Survival regression takes the linear combination and uses it to predict survival. But survival

data presents some special challenges:

Censoring: Censoring happens when the event doesn’t occur during the observation time of the

study (which, in human studies, means during follow-up). Before considering using survival

regression on your data, you need to evaluate the impact censoring may have on the results. You

can do this using life tables, the Kaplan-Meier method, and the log-rank test, as described in

Chapters 21 and 22.

Survival curve shapes: Some business disciplines develop models for estimating time to failure

of mechanical or electronic devices. They estimate the times to certain kinds of events, like a

computer’s motherboard wearing out or the transmission of a car going kaput, and find that they

follow remarkably predictable shapes or distributions (the most common being the Weibull

distribution, covered in Chapter 24). Because of this, these disciplines often use a parametric

form of survival regression, which assumes that you can represent the survival curves by algebraic

formulas. Unfortunately for biostatisticians, biological data tends to produce nonparametric

survival curves whose distributions can’t be represented by these parametric distributions.

As described earlier, nonparametric survival analyses using life tables, Kaplan-Meier plots, and log-

rank tests are limiting. But as biostatisticians, we could not rely on using parametric distributions in

our models; we wanted to use a hybrid, semi-parametric kind of survival regression. We wanted one

that was partly nonparametric, meaning it didn’t assume any mathematical formula for the shape of the

overall survival curve, and partly parametric, meaning we could use some parameter (or predicted

survival distribution shape) to guide our formulas the way other industries used the Weibull

distribution. In 1972, a statistician named David Cox developed a workable method for doing this. The

procedure is now called Cox proportional hazards regression, which we call PH regression for the

rest of this chapter for brevity. In the following sections, we outline the steps of performing a PH

regression.

Since 1972, many issues have been identified when using survival regression for biological

data, especially with respect to its appropriateness for the type of data.

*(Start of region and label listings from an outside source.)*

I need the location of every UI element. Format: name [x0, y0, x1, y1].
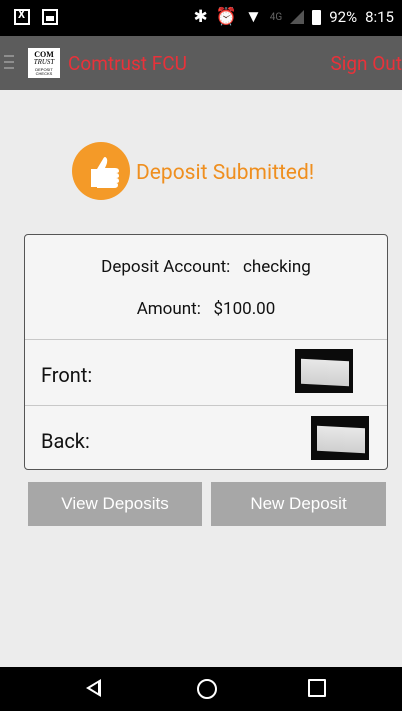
wifi-icon: ▼: [244, 6, 262, 27]
notification-icons: [14, 8, 58, 25]
divider: [25, 405, 387, 406]
clock: 8:15: [365, 8, 394, 26]
alarm-icon: ⏰: [215, 6, 237, 27]
back-label: Back:: [41, 429, 90, 453]
front-check-thumbnail[interactable]: [295, 349, 353, 393]
status-message: Deposit Submitted!: [136, 161, 315, 185]
status-indicators: ✱ ⏰ ▼ 4G 92% 8:15: [194, 8, 394, 26]
amount-value: $100.00: [213, 299, 276, 319]
deposit-details-card: Deposit Account: checking Amount: $100.0…: [24, 234, 388, 470]
front-label: Front:: [41, 363, 93, 387]
battery-percent: 92%: [329, 8, 358, 26]
back-icon[interactable]: [86, 679, 101, 697]
network-type: 4G: [269, 11, 283, 23]
divider: [25, 339, 387, 340]
app-logo: COM TRUST DEPOSIT CHECKS: [28, 48, 60, 78]
deposit-account-line: Deposit Account: checking: [25, 257, 387, 277]
amount-line: Amount: $100.00: [25, 299, 387, 319]
logo-line-2: TRUST: [33, 58, 55, 66]
amount-label: Amount:: [136, 299, 201, 319]
deposit-status: Deposit Submitted!: [0, 142, 402, 202]
recent-apps-icon[interactable]: [308, 679, 326, 697]
app-title: Comtrust FCU: [68, 52, 187, 75]
bluetooth-icon: ✱: [193, 6, 208, 27]
battery-icon: [312, 9, 322, 25]
logo-line-3: DEPOSIT CHECKS: [35, 67, 53, 76]
account-value: checking: [242, 257, 311, 277]
view-deposits-button[interactable]: View Deposits: [28, 482, 202, 526]
back-check-thumbnail[interactable]: [311, 416, 369, 460]
mail-icon: [42, 9, 58, 25]
system-nav-bar: [0, 667, 402, 711]
menu-icon[interactable]: [4, 55, 14, 73]
app-bar: COM TRUST DEPOSIT CHECKS Comtrust FCU Si…: [0, 36, 402, 90]
home-icon[interactable]: [197, 679, 217, 699]
sign-out-button[interactable]: Sign Out: [330, 52, 402, 75]
thumbs-up-icon: [72, 142, 130, 200]
new-deposit-button[interactable]: New Deposit: [211, 482, 386, 526]
account-label: Deposit Account:: [101, 257, 231, 277]
signal-icon: [290, 10, 305, 24]
status-bar: ✱ ⏰ ▼ 4G 92% 8:15: [0, 0, 402, 36]
photo-icon: [14, 8, 30, 25]
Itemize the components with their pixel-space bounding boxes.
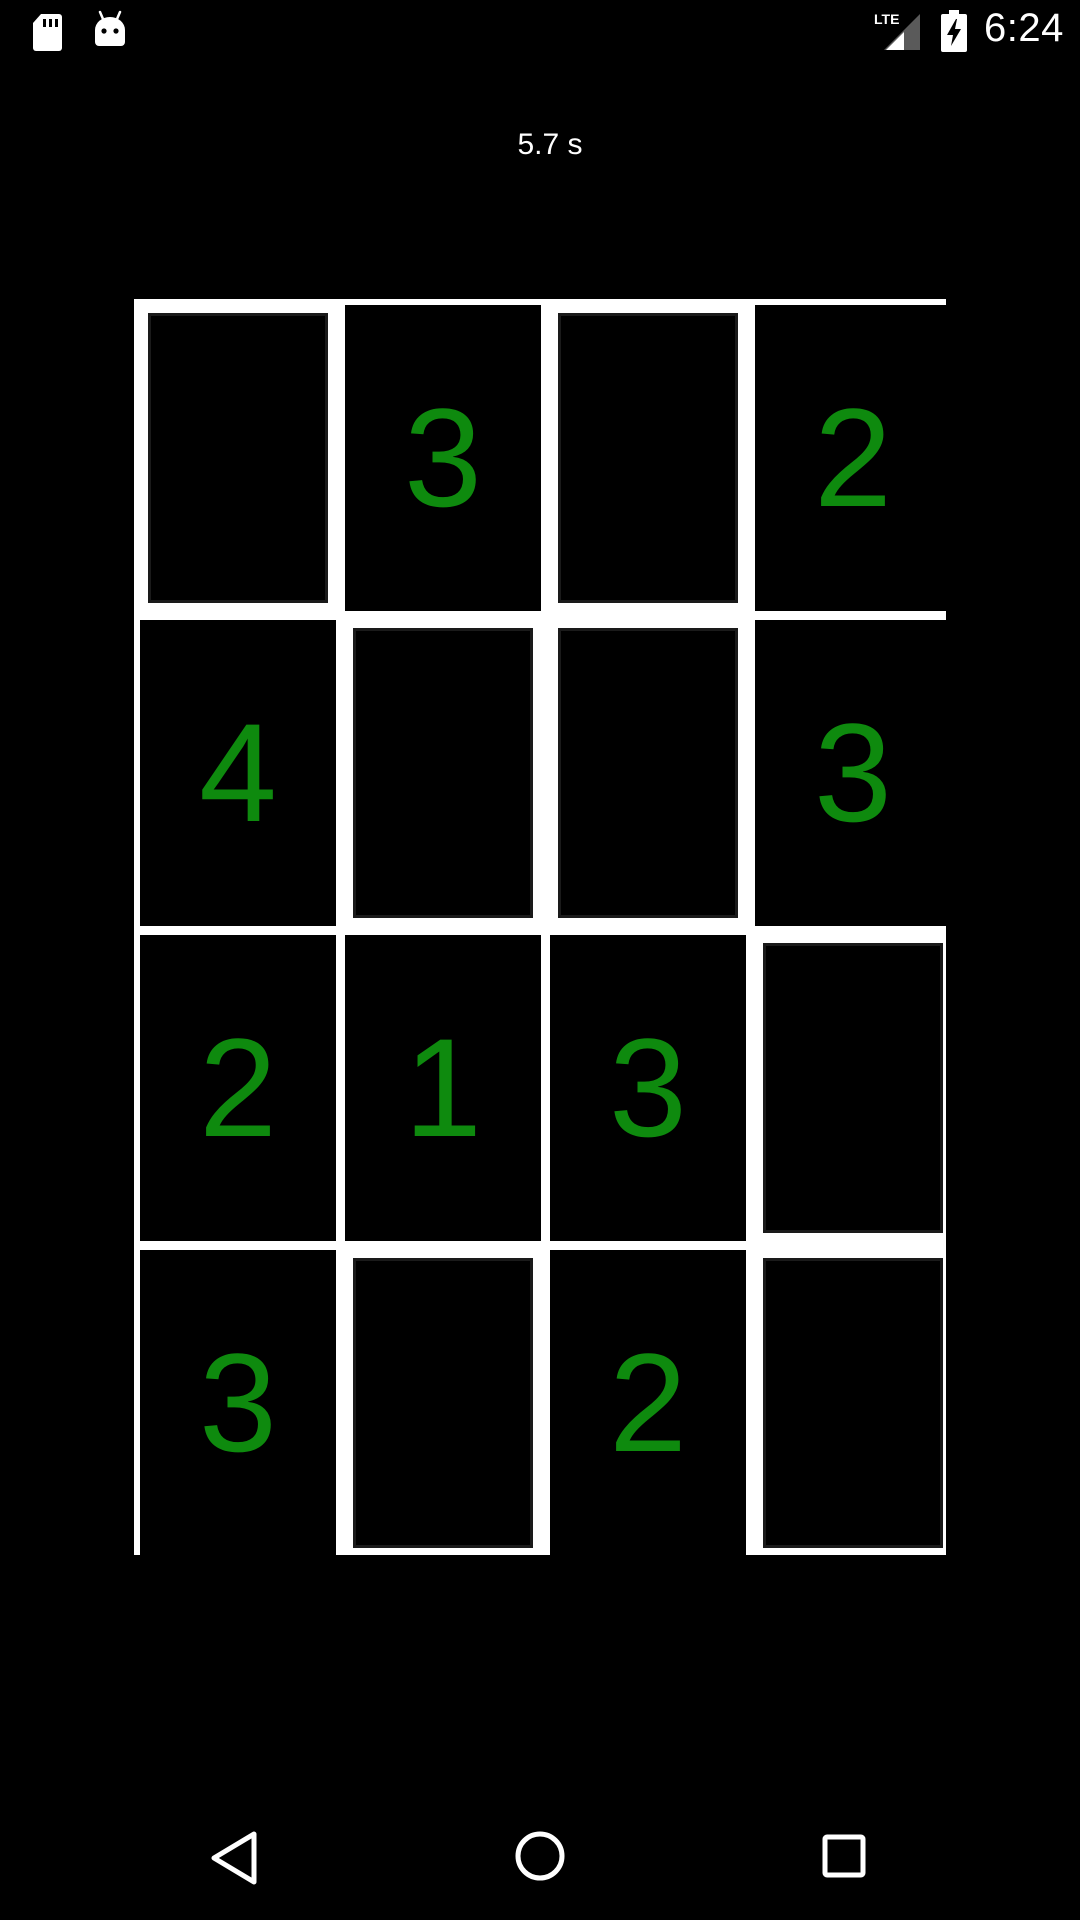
cell-face	[148, 313, 328, 603]
cell-number: 2	[609, 1324, 687, 1481]
back-icon[interactable]	[208, 1830, 260, 1886]
clock: 6:24	[984, 6, 1064, 50]
cell-number: 3	[404, 379, 482, 536]
network-label: LTE	[874, 11, 899, 27]
elapsed-timer: 5.7 s	[517, 128, 583, 161]
sd-card-icon	[33, 14, 62, 51]
cell-face	[353, 1258, 533, 1548]
cell-number: 1	[404, 1009, 482, 1166]
home-icon[interactable]	[514, 1830, 566, 1882]
grid-cell[interactable]: 2	[137, 932, 339, 1244]
grid-cell[interactable]: 1	[342, 932, 544, 1244]
cell-number: 3	[814, 694, 892, 851]
grid-cell[interactable]: 3	[137, 1247, 339, 1559]
grid-cell[interactable]: 3	[547, 932, 749, 1244]
navigation-bar	[0, 1790, 1080, 1920]
android-debug-icon	[95, 10, 125, 46]
grid-cell[interactable]: 2	[752, 302, 954, 614]
cell-number: 3	[609, 1009, 687, 1166]
grid-cell[interactable]	[752, 1247, 954, 1559]
cell-number: 2	[199, 1009, 277, 1166]
game-screen: LTE 6:24 5.7 s 324321332	[0, 0, 1080, 1920]
cell-number: 3	[199, 1324, 277, 1481]
cell-face	[353, 628, 533, 918]
grid-cell[interactable]: 3	[752, 617, 954, 929]
cell-number: 2	[814, 379, 892, 536]
lte-signal-icon: LTE	[874, 11, 920, 50]
grid-cell[interactable]: 2	[547, 1247, 749, 1559]
grid-cell[interactable]	[752, 932, 954, 1244]
puzzle-grid: 324321332	[134, 299, 951, 1556]
cell-face	[763, 943, 943, 1233]
status-bar: LTE 6:24	[0, 0, 1080, 63]
recent-apps-icon[interactable]	[822, 1834, 866, 1878]
grid-cell[interactable]	[137, 302, 339, 614]
battery-charging-icon	[941, 10, 967, 52]
cell-face	[558, 313, 738, 603]
cell-face	[763, 1258, 943, 1548]
grid-cell[interactable]	[342, 617, 544, 929]
grid-cell[interactable]: 4	[137, 617, 339, 929]
grid-cell[interactable]	[342, 1247, 544, 1559]
cell-face	[558, 628, 738, 918]
cell-number: 4	[199, 694, 277, 851]
grid-cell[interactable]	[547, 617, 749, 929]
grid-cell[interactable]	[547, 302, 749, 614]
grid-cell[interactable]: 3	[342, 302, 544, 614]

One way to examine this

is by running a logistic regression model (see Chapter 18) with the same predictors and outcome

as your survival regression model without including the time variable, and seeing if the

interpretation changes.

The steps to perform a PH regression

You can understand PH regression in terms of several conceptual steps, although when using statistical

software like is described in Chapter 4, it may appear that these steps take place simultaneously. That

is because the output created is designed for you — the biostatistician — to walk through the

following steps in your mind and make decisions. You must use the output to:

1. Determine the shape of the overall survival curve produced from the Kaplan-Meier method.